Microbial interactions for phenanthrene degradation in soil: Dominant and keystone taxa

The degradation of polycyclic aromatic hydrocarbons (PAHs), such as phenanthrene (PHE), in soil involves intricate interactions within microbial communities, posing challenges in understanding the mechanisms governing these interactions. In this study, metagenomic analyses were conducted in PHE-contaminated soil to address this knowledge gap. The objective was to elucidate microbial interactions between dominant and keystone taxa and their impact on PHE degradation, involving amendments with biochar (BB), functional bacteria (Pseudomonas putida) (Ps), and biochar inoculated with functional bacteria (Pseudomonas putida) (BP). Molecular ecological network analysis revealed microbial degradation cascades orchestrated by indigenous dominant taxa possessing PHE-degrading genes.
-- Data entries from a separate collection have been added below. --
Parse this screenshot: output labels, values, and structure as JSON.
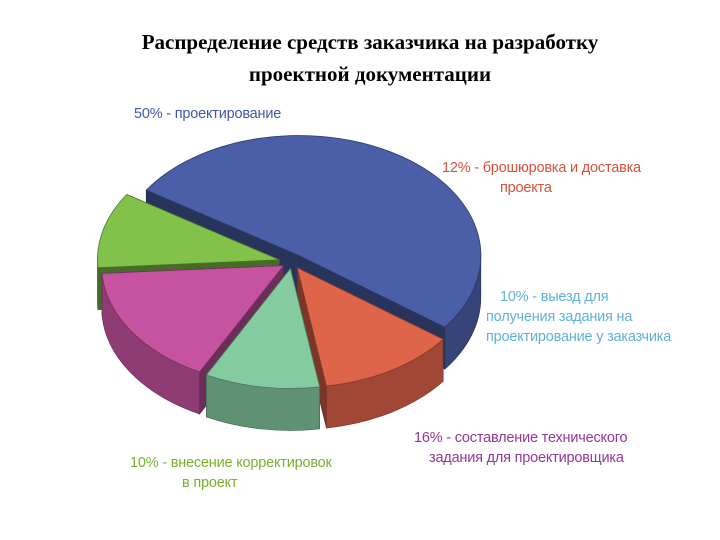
{
  "title": {
    "line1": "Распределение средств заказчика на разработку",
    "line2": "проектной документации"
  },
  "chart_data": {
    "type": "pie",
    "title": "Распределение средств заказчика на разработку проектной документации",
    "slices": [
      {
        "label_lines": [
          "50% - проектирование"
        ],
        "value": 50,
        "color": "#4b5fa8"
      },
      {
        "label_lines": [
          "12% - брошюровка и доставка",
          "проекта"
        ],
        "value": 12,
        "color": "#de644a"
      },
      {
        "label_lines": [
          "10% - выезд для",
          "получения задания на",
          "проектирование у заказчика"
        ],
        "value": 10,
        "color": "#84cba0"
      },
      {
        "label_lines": [
          "16% - составление технического",
          "задания для проектировщика"
        ],
        "value": 16,
        "color": "#c553a0"
      },
      {
        "label_lines": [
          "10% - внесение корректировок",
          "в проект"
        ],
        "value": 10,
        "color": "#82c24a"
      }
    ]
  }
}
The dominant taxa played key roles in PHE degradation, with genera positively correlated with nitrate (NO3- -N) content and negatively with ammonium (NH4+-N) content driving anaerobic phenanthrene degradation via nitrate as the preferred electron acceptor, while taxa negatively correlated with PHE degradation were primarily involved in dissimilatory nitrate reduction to ammonium (DNRA). Correlation networks analysis highlighted a unique composition of keystone genera across diverse treatment groups, indicating their sensitivity to soil properties in varying contexts and underscoring their context-dependent roles in influencing PHE degradation. Importantly, positive correlations between dominant and keystone taxa actively involved in PHE degradation were observed. These findings underscore the intricate complexity of microbial interactions in PHE bioremediation, highlighting the ecological significance of keystone genera in the bioremediation of PHE-polluted soil.